If you look a tthe icon that says Army.ca at the top left of the page its snowing...awesome...very nice Mike..


----------



## armyrules (10 Dec 2004)

Great idea Mike awesome very nice


----------



## Jungle (10 Dec 2004)

Yeah, great...  : the forecast here is for 35 to 45 cm of snow over the next 18 hours.  
Just did my driver maintenance on the snowblower, everything's good to go !!!


----------



## Mike Bobbitt (10 Dec 2004)

Yep, I'm headed out to shovel my driveway, so it seemed appropriate. Wait until I put up the Christmas lights.


----------



## beach_bum (10 Dec 2004)

I have my tree up...lights up.....all I need now is snow!  sigh  I miss snow.     At least going home for the holidays....there should be snow!


----------



## Peace_Keeper (12 Dec 2004)

east NFLD is gonna have a mild winter......just enough snow to cover the ground and it jsut rained so I have no idea how much is left...but ready for Christmas none the less


----------



## Lexi (13 Dec 2004)

Beautiful job, Mike...

Well folks, it's safe to say the Hammer hasn't gotten much snow.

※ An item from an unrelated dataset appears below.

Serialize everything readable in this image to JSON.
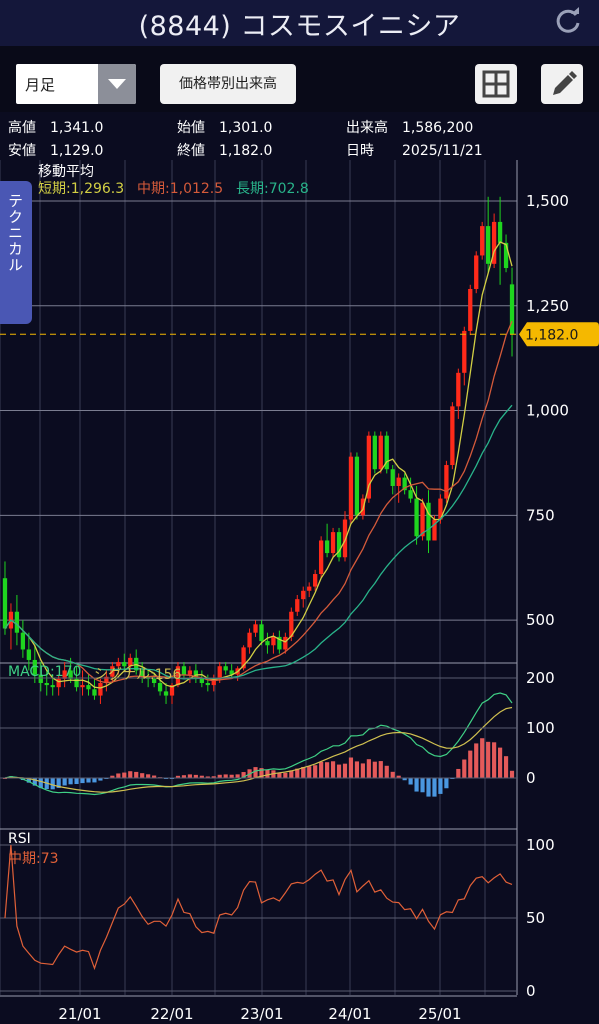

I'm afraid there may still be a green Christmas in store for those of us who dwell in the Hamilton region.  :crybaby:
Anyone wanna share their snow with the less fortunate..?  

Cheers,
Lex


----------



## aesop081 (13 Dec 2004)

I'm in winnipeg....you can have all our snow if you want...take the wind too !


----------



## Scratch_043 (13 Dec 2004)

Well Lexi, I am up here in Waterloo *Just north of, actually) and we have enough to go around, so if you like, I can see if I can get someone with a dump truck...... which house is yours??


----------



## Mike Bobbitt (14 Dec 2004)

Told you the lights would be going up soon.


----------



## Scratch_043 (14 Dec 2004)

Mike, love the Xmas lights, good job.

what did you use to program the blinking?


----------



## 48Highlander (14 Dec 2004)

It's called an animated gif.  Simple 2 frame animation.  There's plenty of freeware programs capable of doing it, just google it.


----------



## Burrows (14 Dec 2004)

Lights are cool


----------



## armyrules (14 Dec 2004)

Lights nice job!!


----------



## m_a_c (14 Dec 2004)

Good job, looks great...


----------



## aesop081 (14 Dec 2004)

Cant wait to see what you are going to do for new year's !!


----------



## Veterans son (18 Dec 2004)

The Army.ca logo looks great, Mike!
The lights and snow look really cool with the logo! 8)


----------